- Born: March 6, 1732 Uxbridge, Massachusetts
- Died: September 22, 1801 (aged 69) Brookfield, Massachusetts
- Allegiance: United States of America
- Branch: Massachusetts militia, Continental Army
- Service years: 1775–1776
- Rank: Colonel
- Unit: Massachusetts Line
- Conflicts: Lexington and Concord

= Joseph Read =

Continental Army officer

Joseph Read (March 6, 1732 – September 22, 1801) was a soldier and a colonel in the American Revolutionary War.

==Early life==
Read was born in Uxbridge, Massachusetts, the son of John and Lucy Read.

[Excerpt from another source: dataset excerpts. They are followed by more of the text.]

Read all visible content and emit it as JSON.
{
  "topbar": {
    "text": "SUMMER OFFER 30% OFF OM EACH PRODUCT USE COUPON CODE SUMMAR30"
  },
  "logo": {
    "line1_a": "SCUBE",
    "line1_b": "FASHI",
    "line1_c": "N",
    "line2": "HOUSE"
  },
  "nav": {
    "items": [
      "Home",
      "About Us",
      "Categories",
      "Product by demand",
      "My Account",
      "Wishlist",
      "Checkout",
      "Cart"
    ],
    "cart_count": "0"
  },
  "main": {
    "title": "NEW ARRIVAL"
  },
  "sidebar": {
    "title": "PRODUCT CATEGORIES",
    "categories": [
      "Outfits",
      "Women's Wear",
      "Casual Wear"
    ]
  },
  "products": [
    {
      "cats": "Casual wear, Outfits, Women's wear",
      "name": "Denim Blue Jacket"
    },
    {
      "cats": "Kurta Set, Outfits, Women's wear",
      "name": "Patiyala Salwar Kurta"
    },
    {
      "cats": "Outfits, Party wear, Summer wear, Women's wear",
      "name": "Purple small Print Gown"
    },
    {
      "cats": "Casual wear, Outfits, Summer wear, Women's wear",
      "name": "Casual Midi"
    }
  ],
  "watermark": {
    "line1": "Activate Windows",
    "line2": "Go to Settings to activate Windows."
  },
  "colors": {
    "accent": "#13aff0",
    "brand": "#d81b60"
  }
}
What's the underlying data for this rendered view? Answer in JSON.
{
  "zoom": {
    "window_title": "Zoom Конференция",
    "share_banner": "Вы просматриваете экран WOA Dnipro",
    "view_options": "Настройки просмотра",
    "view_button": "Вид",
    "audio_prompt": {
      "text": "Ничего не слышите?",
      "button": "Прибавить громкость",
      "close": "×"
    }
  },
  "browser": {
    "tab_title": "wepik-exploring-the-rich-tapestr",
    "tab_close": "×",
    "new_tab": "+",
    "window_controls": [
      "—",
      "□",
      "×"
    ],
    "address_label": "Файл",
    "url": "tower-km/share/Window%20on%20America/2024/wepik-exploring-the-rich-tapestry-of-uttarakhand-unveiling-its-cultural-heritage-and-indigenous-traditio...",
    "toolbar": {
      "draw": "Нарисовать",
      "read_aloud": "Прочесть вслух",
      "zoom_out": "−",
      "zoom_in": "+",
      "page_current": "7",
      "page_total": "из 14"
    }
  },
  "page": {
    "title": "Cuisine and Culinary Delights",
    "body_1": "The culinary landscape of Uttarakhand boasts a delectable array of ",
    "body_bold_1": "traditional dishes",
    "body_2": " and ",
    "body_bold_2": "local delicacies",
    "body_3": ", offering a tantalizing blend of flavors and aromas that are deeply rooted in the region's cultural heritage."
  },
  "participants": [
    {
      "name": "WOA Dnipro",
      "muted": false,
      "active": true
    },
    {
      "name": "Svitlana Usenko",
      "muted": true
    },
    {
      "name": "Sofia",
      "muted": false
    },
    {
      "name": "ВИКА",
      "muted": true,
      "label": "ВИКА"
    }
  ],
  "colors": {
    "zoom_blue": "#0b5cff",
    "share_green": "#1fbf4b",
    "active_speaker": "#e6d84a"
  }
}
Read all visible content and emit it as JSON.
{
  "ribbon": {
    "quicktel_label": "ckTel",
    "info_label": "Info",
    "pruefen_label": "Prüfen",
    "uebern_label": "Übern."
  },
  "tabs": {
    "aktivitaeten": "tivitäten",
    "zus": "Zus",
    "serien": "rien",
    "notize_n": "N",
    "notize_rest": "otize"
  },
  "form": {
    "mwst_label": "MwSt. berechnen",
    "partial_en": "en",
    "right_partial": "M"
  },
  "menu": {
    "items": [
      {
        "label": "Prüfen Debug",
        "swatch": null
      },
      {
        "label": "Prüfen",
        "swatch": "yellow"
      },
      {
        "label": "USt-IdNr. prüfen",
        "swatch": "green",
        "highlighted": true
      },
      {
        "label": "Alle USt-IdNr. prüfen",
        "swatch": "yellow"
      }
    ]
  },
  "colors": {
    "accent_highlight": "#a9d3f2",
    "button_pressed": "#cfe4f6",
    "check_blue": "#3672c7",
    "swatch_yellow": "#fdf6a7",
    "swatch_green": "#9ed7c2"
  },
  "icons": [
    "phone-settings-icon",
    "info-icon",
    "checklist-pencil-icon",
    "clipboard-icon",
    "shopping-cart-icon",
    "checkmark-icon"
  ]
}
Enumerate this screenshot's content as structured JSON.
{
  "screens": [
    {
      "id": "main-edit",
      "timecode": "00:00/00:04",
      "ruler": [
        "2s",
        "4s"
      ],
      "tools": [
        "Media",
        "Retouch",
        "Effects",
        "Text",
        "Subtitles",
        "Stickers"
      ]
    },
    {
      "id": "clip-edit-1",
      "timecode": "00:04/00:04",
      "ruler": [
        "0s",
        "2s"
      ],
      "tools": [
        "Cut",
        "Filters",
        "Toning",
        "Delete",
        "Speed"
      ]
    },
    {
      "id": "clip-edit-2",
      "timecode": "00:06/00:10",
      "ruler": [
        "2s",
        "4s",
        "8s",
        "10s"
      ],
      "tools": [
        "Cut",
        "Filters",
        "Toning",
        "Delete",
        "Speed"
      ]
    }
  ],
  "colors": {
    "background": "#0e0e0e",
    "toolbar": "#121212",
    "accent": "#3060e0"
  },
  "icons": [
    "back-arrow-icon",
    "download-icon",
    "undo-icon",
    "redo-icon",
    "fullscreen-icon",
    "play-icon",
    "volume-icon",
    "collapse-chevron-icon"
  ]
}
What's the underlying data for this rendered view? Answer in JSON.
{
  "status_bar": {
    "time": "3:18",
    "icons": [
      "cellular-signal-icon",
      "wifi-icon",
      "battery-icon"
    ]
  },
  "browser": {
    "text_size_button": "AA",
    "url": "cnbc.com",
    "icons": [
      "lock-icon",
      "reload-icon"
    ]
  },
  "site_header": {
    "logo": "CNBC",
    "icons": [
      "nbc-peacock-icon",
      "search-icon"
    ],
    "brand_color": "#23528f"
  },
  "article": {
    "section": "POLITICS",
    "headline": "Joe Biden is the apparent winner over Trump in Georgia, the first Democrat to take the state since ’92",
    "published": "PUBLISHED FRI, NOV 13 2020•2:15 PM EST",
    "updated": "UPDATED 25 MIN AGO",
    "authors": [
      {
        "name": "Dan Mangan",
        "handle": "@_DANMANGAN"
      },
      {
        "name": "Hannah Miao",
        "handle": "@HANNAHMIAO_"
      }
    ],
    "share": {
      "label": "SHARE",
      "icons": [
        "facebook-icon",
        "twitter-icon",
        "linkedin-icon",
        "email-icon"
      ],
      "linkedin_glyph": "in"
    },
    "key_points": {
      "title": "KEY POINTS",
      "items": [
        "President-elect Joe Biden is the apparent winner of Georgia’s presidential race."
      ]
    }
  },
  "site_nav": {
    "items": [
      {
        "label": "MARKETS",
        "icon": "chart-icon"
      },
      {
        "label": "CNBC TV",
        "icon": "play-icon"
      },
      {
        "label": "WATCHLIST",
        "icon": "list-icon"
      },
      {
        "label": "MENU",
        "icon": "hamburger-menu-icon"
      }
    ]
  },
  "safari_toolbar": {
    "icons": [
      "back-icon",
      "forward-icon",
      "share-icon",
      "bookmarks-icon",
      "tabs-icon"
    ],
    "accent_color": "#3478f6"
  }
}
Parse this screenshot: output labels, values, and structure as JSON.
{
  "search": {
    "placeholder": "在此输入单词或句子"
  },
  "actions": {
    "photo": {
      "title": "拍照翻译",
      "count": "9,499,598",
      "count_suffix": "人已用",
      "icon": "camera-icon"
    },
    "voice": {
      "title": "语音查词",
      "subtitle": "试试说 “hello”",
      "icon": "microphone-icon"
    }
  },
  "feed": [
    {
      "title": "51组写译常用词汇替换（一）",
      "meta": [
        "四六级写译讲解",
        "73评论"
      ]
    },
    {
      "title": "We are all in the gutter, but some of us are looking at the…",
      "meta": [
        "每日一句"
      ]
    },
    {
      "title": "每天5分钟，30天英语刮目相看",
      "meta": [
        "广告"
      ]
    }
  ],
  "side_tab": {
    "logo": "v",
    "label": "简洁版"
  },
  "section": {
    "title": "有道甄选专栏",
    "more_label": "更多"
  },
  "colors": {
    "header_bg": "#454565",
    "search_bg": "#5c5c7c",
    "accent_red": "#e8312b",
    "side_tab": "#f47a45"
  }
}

He married Eunice Taft of Uxbridge on Nov 22, 1753. His father John, served in the French and Indian Wars.

==Military service==
He was a lieutenant colonel at the battles of Lexington and Concord in April 1775. Thereafter, until the end of 1776, he served as colonel in command of several regiments of the Massachusetts Line. In war counsels during the 1776 defense of New York City, Read urged the evacuation of the American fortifications, dissenting from generals such as Nathanael Greene who urged that the forts be defended.

==Read/Reed family==
His brother was Lt. Colonel Seth Read, who commanded the Massachusetts 26th and 15th regiments and founded Erie, Pennsylvania. The Read brothers owned half of the land in the towns of Uxbridge and Northbridge, Massachusetts, in the mid 18th century. The family is known as "Reed" in Pennsylvania, and the Read name and spelling continued in Massachusetts. At some point after the revolution, Joseph Read moved to Brookfield, Massachusetts, where he died in 1801. He and his wife Eunice are buried in Brookfield. His brother Seth Reed, founded Erie, PA, and died there in 1797.